The only immediate effects would be from budget cuts and Social Security payroll tax increase. All the others take effect over time during 2013 … time Congress obviously needs to get its act together next year.
Y2K was also in the news in 1999 … that turned out to be mostly more worry than problem (although it is still controversial as to whether preparation avoided the problem or not).
In my humble opinion, keeping taxes low (more money in people’s pockets for them to decide how to spend it) combined with lower government spending (this is how you reduce deficits and debt). In other words, austerity* … I am in the middle of reading the book Endgame. The End of the Debt Supercycle and How it Changes Everything and will have more on this later.
*page 154 from Endgame (link in paragraph above … as well as more in my blog posted today about the book): “Thus, the QE [Quantitative Easing] buys the economy some additional growth but only for a limited time. Why limited? The additional leverage leads to economic deterioration and increased systemic risk. Thus, the only fundamental fix for an economy plagued by extreme overindebtedness is time and austerity. There is no lasting monetary policy fix.”
[i.e., austerity requires a Fiscal policy fix]. (Bold and [ ] are my emphasis and additions to complete the thought).

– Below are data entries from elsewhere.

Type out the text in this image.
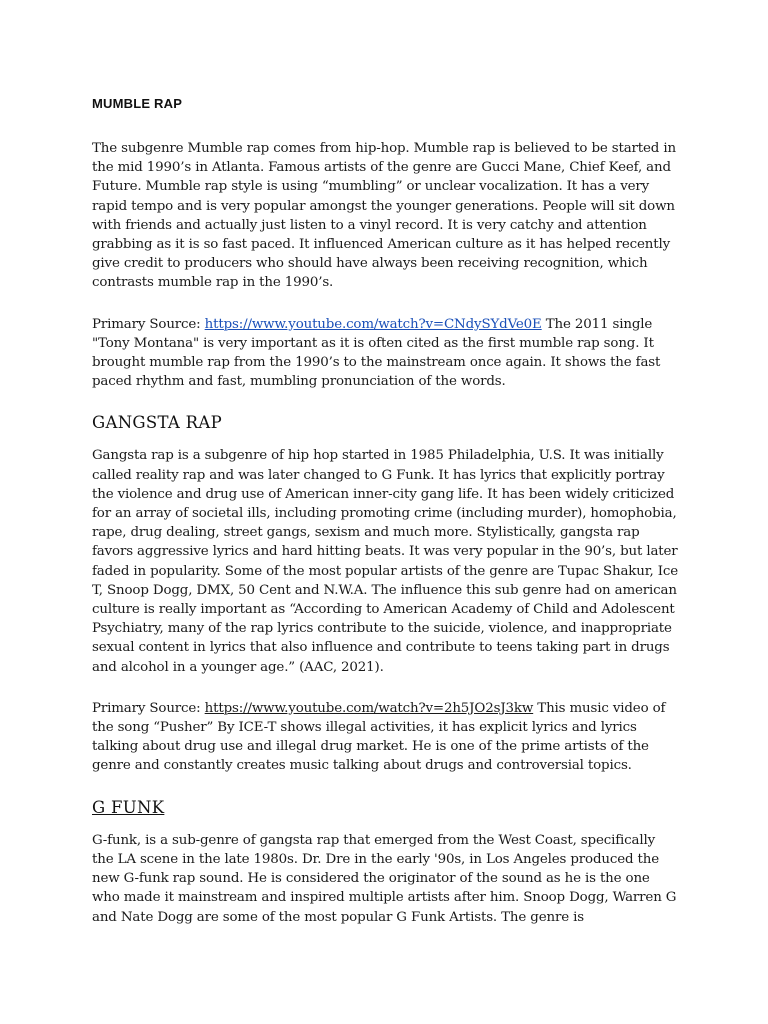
MUMBLE RAP

The subgenre Mumble rap comes from hip-hop. Mumble rap is believed to be started in the mid 1990’s in Atlanta. Famous artists of the genre are Gucci Mane, Chief Keef, and Future. Mumble rap style is using “mumbling” or unclear vocalization. It has a very rapid tempo and is very popular amongst the younger generations. People will sit down with friends and actually just listen to a vinyl record. It is very catchy and attention grabbing as it is so fast paced. It influenced American culture as it has helped recently give credit to producers who should have always been receiving recognition, which contrasts mumble rap in the 1990’s.

Primary Source: https://www.youtube.com/watch?v=CNdySYdVe0E The 2011 single "Tony Montana" is very important as it is often cited as the first mumble rap song. It brought mumble rap from the 1990’s to the mainstream once again. It shows the fast paced rhythm and fast, mumbling pronunciation of the words.

GANGSTA RAP

Gangsta rap is a subgenre of hip hop started in 1985 Philadelphia, U.S. It was initially called reality rap and was later changed to G Funk. It has lyrics that explicitly portray the violence and drug use of American inner-city gang life. It has been widely criticized for an array of societal ills, including promoting crime (including murder), homophobia, rape, drug dealing, street gangs, sexism and much more. Stylistically, gangsta rap favors aggressive lyrics and hard hitting beats. It was very popular in the 90’s, but later faded in popularity. Some of the most popular artists of the genre are Tupac Shakur, Ice T, Snoop Dogg, DMX, 50 Cent and N.W.A. The influence this sub genre had on american culture is really important as “According to American Academy of Child and Adolescent Psychiatry, many of the rap lyrics contribute to the suicide, violence, and inappropriate sexual content in lyrics that also influence and contribute to teens taking part in drugs and alcohol in a younger age.” (AAC, 2021).

Primary Source: https://www.youtube.com/watch?v=2h5JO2sJ3kw This music video of the song “Pusher” By ICE-T shows illegal activities, it has explicit lyrics and lyrics talking about drug use and illegal drug market. He is one of the prime artists of the genre and constantly creates music talking about drugs and controversial topics.

G FUNK

G-funk, is a sub-genre of gangsta rap that emerged from the West Coast, specifically the LA scene in the late 1980s. Dr. Dre in the early '90s, in Los Angeles produced the new G-funk rap sound. He is considered the originator of the sound as he is the one who made it mainstream and inspired multiple artists after him. Snoop Dogg, Warren G and Nate Dogg are some of the most popular G Funk Artists. The genre is
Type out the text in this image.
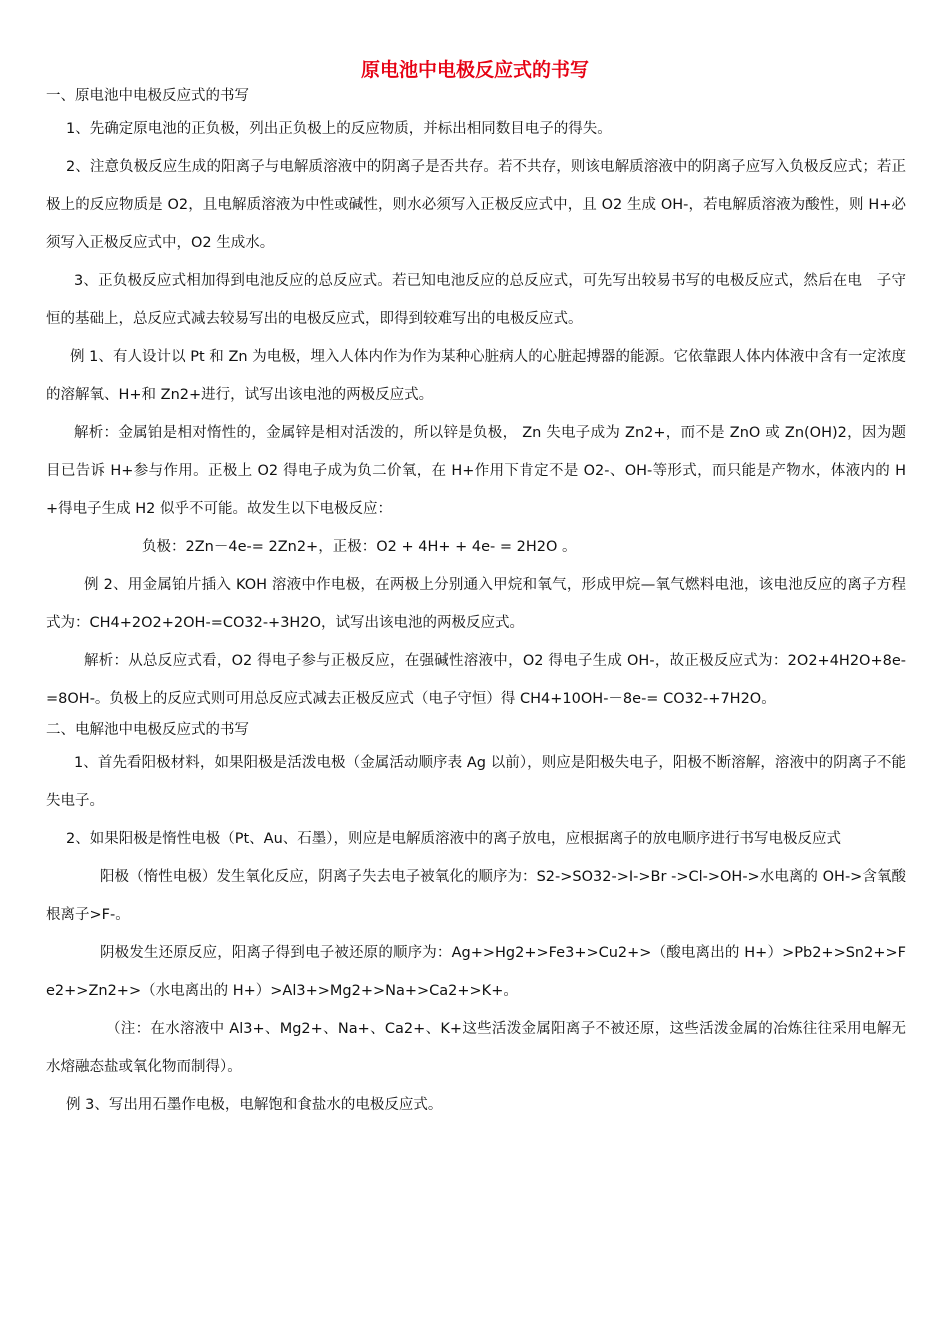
原电池中电极反应式的书写

一、原电池中电极反应式的书写

1、先确定原电池的正负极，列出正负极上的反应物质，并标出相同数目电子的得失。

2、注意负极反应生成的阳离子与电解质溶液中的阴离子是否共存。若不共存，则该电解质溶液中的阴离子应写入负极反应式；若正极上的反应物质是 O2，且电解质溶液为中性或碱性，则水必须写入正极反应式中，且 O2 生成 OH-，若电解质溶液为酸性，则 H+必须写入正极反应式中，O2 生成水。

3、正负极反应式相加得到电池反应的总反应式。若已知电池反应的总反应式，可先写出较易书写的电极反应式，然后在电　子守恒的基础上，总反应式减去较易写出的电极反应式，即得到较难写出的电极反应式。

例 1、有人设计以 Pt 和 Zn 为电极，埋入人体内作为作为某种心脏病人的心脏起搏器的能源。它依靠跟人体内体液中含有一定浓度的溶解氧、H+和 Zn2+进行，试写出该电池的两极反应式。

解析：金属铂是相对惰性的，金属锌是相对活泼的，所以锌是负极， Zn 失电子成为 Zn2+，而不是 ZnO 或 Zn(OH)2，因为题目已告诉 H+参与作用。正极上 O2 得电子成为负二价氧，在 H+作用下肯定不是 O2-、OH-等形式，而只能是产物水，体液内的 H+得电子生成 H2 似乎不可能。故发生以下电极反应：

负极：2Zn－4e-= 2Zn2+，正极：O2 + 4H+ + 4e- = 2H2O 。

例 2、用金属铂片插入 KOH 溶液中作电极，在两极上分别通入甲烷和氧气，形成甲烷—氧气燃料电池，该电池反应的离子方程式为：CH4+2O2+2OH-=CO32-+3H2O，试写出该电池的两极反应式。

解析：从总反应式看，O2 得电子参与正极反应，在强碱性溶液中，O2 得电子生成 OH-，故正极反应式为：2O2+4H2O+8e- =8OH-。负极上的反应式则可用总反应式减去正极反应式（电子守恒）得 CH4+10OH-－8e-= CO32-+7H2O。

二、电解池中电极反应式的书写

1、首先看阳极材料，如果阳极是活泼电极（金属活动顺序表 Ag 以前），则应是阳极失电子，阳极不断溶解，溶液中的阴离子不能失电子。

2、如果阳极是惰性电极（Pt、Au、石墨），则应是电解质溶液中的离子放电，应根据离子的放电顺序进行书写电极反应式

阳极（惰性电极）发生氧化反应，阴离子失去电子被氧化的顺序为：S2->SO32->I->Br ->Cl->OH->水电离的 OH->含氧酸根离子>F-。

阴极发生还原反应，阳离子得到电子被还原的顺序为：Ag+>Hg2+>Fe3+>Cu2+>（酸电离出的 H+）>Pb2+>Sn2+>Fe2+>Zn2+>（水电离出的 H+）>Al3+>Mg2+>Na+>Ca2+>K+。

（注：在水溶液中 Al3+、Mg2+、Na+、Ca2+、K+这些活泼金属阳离子不被还原，这些活泼金属的冶炼往往采用电解无水熔融态盐或氧化物而制得）。

例 3、写出用石墨作电极，电解饱和食盐水的电极反应式。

We don’t need to over think this. It is simple really. First, governments assume they are different from people in that they assume somebody will always buy their debt. This assumption is proving wrong in Europe. Second, if the problem comes from over spending, then the solution is to cut back spending. Third, over spending means debt has grown – this means cutting spending even further to pay down the debt (in other words, you need to cut spending even more today to repay yesterday’s over spending … and nobody is even close to discussing this point nationally).
Here’s the fear economists and politicians have … if everyone does this (and they are), then the economy slows which means even less money for the government (politicians fear this). It also means recession and possibly deflation (prices fall due to reduced demand); economists fear these. But an over leveraged economy means the growth that politicians and economists are trying to sustain wasn’t real in the first place … it was borrowed growth.
Business as usual got the world into trouble. Business as usual will not get the world out of it. Many countries in Europe are already grappling with Fiscal (budget) issues. We live in interesting times.